Perceber que o homem está “em via” é o primeiro passo para superar o problema, isso significa que ele está e não está completo; a sua luta cotidiana ocorre num espaço e num tempo: sua vida. Mas enquanto caminha, sabe que já possui em si qualquer coisa de mistério, qualquer coisa que o faz sentir desde já a realidade de uma promessa, e por isso se sabe completo, sente a perfeição em si, pois reconhece que existe nele uma dignidade ímpar.
Por outro lado, podemos perceber que estamos todos nos construindo e que o instrumento principal para a construção do homem é sua liberdade de agir desta ou daquela forma. O homem em via descobre que enquanto está nesta condição não há nada, absolutamente nada que o complete ou que o satisfaça. É incompleto enquanto é perfectível. Há com isso uma abertura para o transcendente e uma possibilidade de sair da crise da desfragmentação pela possibilidade da re-construção e superação de si mesmo.
Recolocar o homem como peregrino restaura o senso de Esperança, por que se caminha, caminha rumo a um destino. Assim podemos conceber a realidade da salvação, isto é, a participação na vida do próprio Deus. O homem, que por si só jamais poderia participar da eternidade Divina recebe, com a promessa e concretização da Aliança em Cristo, a Esperança de receber o inaudito. Assim eram os primeiros cristãos: tinham diante dos olhos a perda e o que esperavam era o INVISÍVEL. Disso nós devemos alimentar nossa fé: da esperança de receber aquilo que não se vê. Nisso vivemos o mistério!
Porém, para chegar a esse mistério, é necessário um caminho de vida: A VERDADE. Não uma verdade que muda ao sabor da moda ou algo que convenha a determinado momento, mas uma verdade essencial. Esse é um caminho de mística: crer que o invisível irá nos conduzir ao Eterno, crer que em meio às coisas que passam podemos tocar o que não passa.
O homem é criado para o alto e por isso nos revolvemos em busca do Eterno na verticalidade da verdade que se encontra e se toca no vértice da vida com a horizontalidade da humanidade. Essa verdade nos toca de forma arrebatadora quando nos permitimos ser atraídos por ela e ela mesma muda nossas vidas, não mais de acordo com uma mentalidade mercado, mas segundo a profundidade da essência do mistério da Vida.

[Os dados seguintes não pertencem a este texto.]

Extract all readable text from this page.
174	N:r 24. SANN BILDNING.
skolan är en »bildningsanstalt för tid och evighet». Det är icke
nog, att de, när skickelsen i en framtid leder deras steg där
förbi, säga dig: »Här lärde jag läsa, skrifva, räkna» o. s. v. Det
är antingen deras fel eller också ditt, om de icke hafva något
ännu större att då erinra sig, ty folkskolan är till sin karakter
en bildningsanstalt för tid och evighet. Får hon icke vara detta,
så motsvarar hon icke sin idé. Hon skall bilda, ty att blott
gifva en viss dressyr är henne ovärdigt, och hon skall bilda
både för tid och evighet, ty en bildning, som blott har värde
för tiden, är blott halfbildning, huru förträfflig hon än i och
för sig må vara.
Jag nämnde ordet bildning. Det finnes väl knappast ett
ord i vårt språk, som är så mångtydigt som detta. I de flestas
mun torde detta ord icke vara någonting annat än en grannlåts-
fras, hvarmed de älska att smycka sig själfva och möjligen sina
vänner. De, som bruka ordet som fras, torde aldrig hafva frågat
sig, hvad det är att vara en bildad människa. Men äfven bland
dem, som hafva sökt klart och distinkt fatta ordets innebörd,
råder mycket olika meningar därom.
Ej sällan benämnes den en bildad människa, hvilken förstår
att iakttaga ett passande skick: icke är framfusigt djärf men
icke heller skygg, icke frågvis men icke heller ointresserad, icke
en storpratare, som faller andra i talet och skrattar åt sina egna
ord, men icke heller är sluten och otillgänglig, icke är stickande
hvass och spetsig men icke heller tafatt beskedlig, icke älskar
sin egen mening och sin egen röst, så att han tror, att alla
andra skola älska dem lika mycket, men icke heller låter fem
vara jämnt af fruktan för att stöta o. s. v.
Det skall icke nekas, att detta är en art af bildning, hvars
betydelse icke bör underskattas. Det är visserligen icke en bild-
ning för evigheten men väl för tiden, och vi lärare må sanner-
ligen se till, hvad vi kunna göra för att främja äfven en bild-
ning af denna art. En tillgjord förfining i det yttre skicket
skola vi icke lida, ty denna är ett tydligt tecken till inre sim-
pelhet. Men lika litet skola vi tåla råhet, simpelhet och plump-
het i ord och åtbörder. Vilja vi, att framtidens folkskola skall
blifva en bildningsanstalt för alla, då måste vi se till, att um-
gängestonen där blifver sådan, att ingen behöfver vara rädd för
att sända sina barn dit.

Em fim, para superar a verdade de mercado, proporcionada pela mentalidade de marketing do mass mídia, que traz em si muitos danos morais ao homem, é necessário descobrir que neste peregrinar que chamamos de vida, estamos em busca de nosso fim último, o desejo de eternidade, e que para chegar a bom termo é necessário viver em busca daquilo que não se vê. Descobrir que nos agarramos ao que há de Bom e que tudo governa, como uma mão invisível que conduz a história rumo a um triunfo final onde a Verdade será Vivida plenamente na Eternidade. Nós, cristãos, caminhamos neste mundo como se víssemos o invisível.